Publications: Theses
  1. Refinement of Temporal Constraints in an Event Recognition System using Small Datasets. Ph.D. Thesis, Supervisor: Prof. D.S. Brée, Department of Computer Science, University of Manchester, UK, 1997.

    Abstract:

    This thesis presents a simple representation for event detection systems and an efficient method for refining the temporal constraints of such a system, with the use of a small set of training examples. This task is in many respects atypical of existing work in machine learning and knowledge refinement.

    Firstly this task involves continuous sequential input from the environment, with a high degree of interdependence between events. In order to deal with this problem, a graphical representation is proposed which allows the hierarchical definition of events on the basis of sequences of part-events. This representation is augmented with a set of simple sequential and temporal constraints that capture the relations between events participating in a definition.

    An additional challenge is set by the limited quantity of available training data. This problem is tackled by the use of a bias towards minimal change of the original model. Special cost functions are introduced to implement this bias.

    Finally, the problem of refinement under partial supervision is addressed, whereby feedback from the training data is available for only a subset of the events in the detection system. This problem requires a special method of distributing feedback, which is facilitated by the hierarchical definition of events.

    The system is tested using real world data that encode marine mammal sounds. In particular, we use recordings of humpback whale songs, recorded in Hawaii in 1978. The task is the thematic analysis of the songs, which have a very rich structure.

  2. The Scalability of Machine Learning Algorithms. M.Sc. Thesis, Supervisor: Prof. D.S. Brée, Department of Computer Science, University of Manchester, UK, 1993.

    Abstract:

    During the last two decades, there has been a significant research activity in Machine Learning, which has mainly concentrated on the task of empirical concept learning. This method of learning involves the acquisition of knowledge from a set of examples, the training set, using generalisation techniques.
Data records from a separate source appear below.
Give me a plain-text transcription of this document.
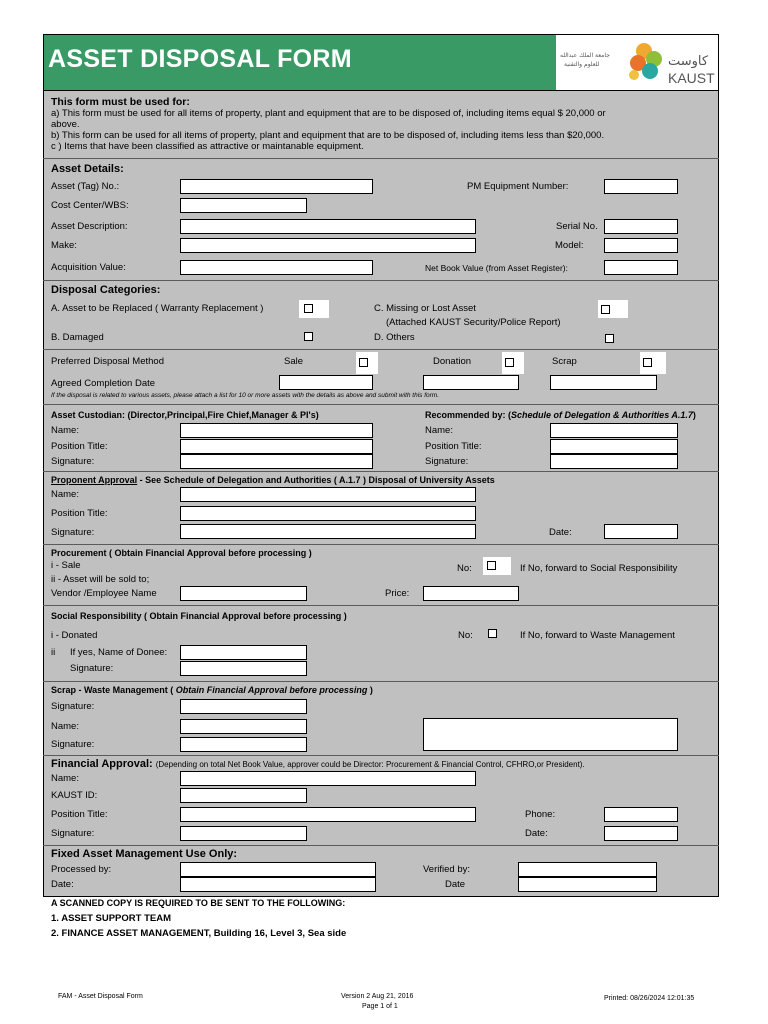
ASSET DISPOSAL FORM	جامعة الملك عبدالله
للعلوم والتقنية	كاوست
KAUST
This form must be used for:
a) This form must be used for all items of property, plant and equipment that are to be disposed of, including items equal $ 20,000 or
above.
b) This form can be used for all items of property, plant and equipment that are to be disposed of, including items less than $20,000.
c ) Items that have been classified as attractive or maintanable equipment.
Asset Details:
Asset (Tag) No.:	PM Equipment Number:
Cost Center/WBS:
Asset Description:	Serial No.
Make:	Model:
Acquisition Value:	Net Book Value (from Asset Register):
Disposal Categories:
A. Asset to be Replaced ( Warranty Replacement )	C. Missing or Lost Asset
(Attached KAUST Security/Police Report)
B. Damaged	D. Others
Preferred Disposal Method	Sale	Donation	Scrap
Agreed Completion Date
If the disposal is related to various assets, please attach a list for 10 or more assets with the details as above and submit with this form.
Asset Custodian: (Director,Principal,Fire Chief,Manager & PI's)	Recommended by: (Schedule of Delegation & Authorities A.1.7)
Name:	Name:
Position Title:	Position Title:
Signature:	Signature:
Proponent Approval - See Schedule of Delegation and Authorities ( A.1.7 ) Disposal of University Assets
Name:
Position Title:
Signature:	Date:
Procurement ( Obtain Financial Approval before processing )
i - Sale
ii - Asset will be sold to;
No:	If No, forward to Social Responsibility
Vendor /Employee Name	Price:
Social Responsibility ( Obtain Financial Approval before processing )
i - Donated	No:	If No, forward to Waste Management
ii If yes, Name of Donee:
Signature:
Scrap - Waste Management ( Obtain Financial Approval before processing )
Signature:
Name:
Signature:
Financial Approval: (Depending on total Net Book Value, approver could be Director: Procurement & Financial Control, CFHRO,or President).
Name:
KAUST ID:
Position Title:	Phone:
Signature:	Date:
Fixed Asset Management Use Only:
Processed by:	Verified by:
Date:	Date
A SCANNED COPY IS REQUIRED TO BE SENT TO THE FOLLOWING:
1. ASSET SUPPORT TEAM
2. FINANCE ASSET MANAGEMENT, Building 16, Level 3, Sea side
FAM - Asset Disposal Form	Version 2 Aug 21, 2016
Page 1 of 1
Printed: 08/26/2024 12:01:35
    The task of empirical concept learning can be thought of as being equivalent to the classification task, previously performed by statistical techniques. Despite the existence of a large number of problems which can be considered classification tasks, ML techniques have not been widely applied to real-world problems. One of the possible reasons for this is that learning programs cannot handle large-scale data, used in real applications.

    Considering that possibility, the presented thesis examined the scalability of five concept-learning algorithms, defining scalabilty by the effect that an increase in the size of the training set has on the computational performance of the algorithm. The programs that were considered are: NewID (Niblett, 1989), C4.5 (Quinlan, 1993), PLS1 (Rendell, 1983), CN2 (Clark, 1989) and AQ15 (Michalski, 1986).

    The first part of the project involved the theoretical analysis of the algorithms, concentrating on their worst-case computational complexity. The obtained results deviate substantially from those previously presented (e.g. (O'Rorke, 1982) and (Rendell, 1989)), providing over-quadratic worst-case estimates.

    The second part of the work is an experimental examination, using real and artificial data sets. Two large real data sets have been selected for that purpose, one dealing with letter recognition and the other with chromosome classification. The experiments that were done, using those two sets, provide an indication of the average-case performance of the programs, which is significantly different from the worst-case one. The artificial data set, on the other hand, provides a near-worst case situation, which confirms the obtained theoretical results.

    The results of the theoretical and experimental analyses show that, although their worst-case computational complexity is over-quadratic, most of the examined algorithms can handle large amounts of data. Those which had difficulties did not do so because of their order of complexity, but because of their standard computational "unit-cost", which affects significantly their performance. The size of the training set is only one of the parameters affecting scalability. The examination of other factors (e.g. the complexity of the learning task) is equally interesting.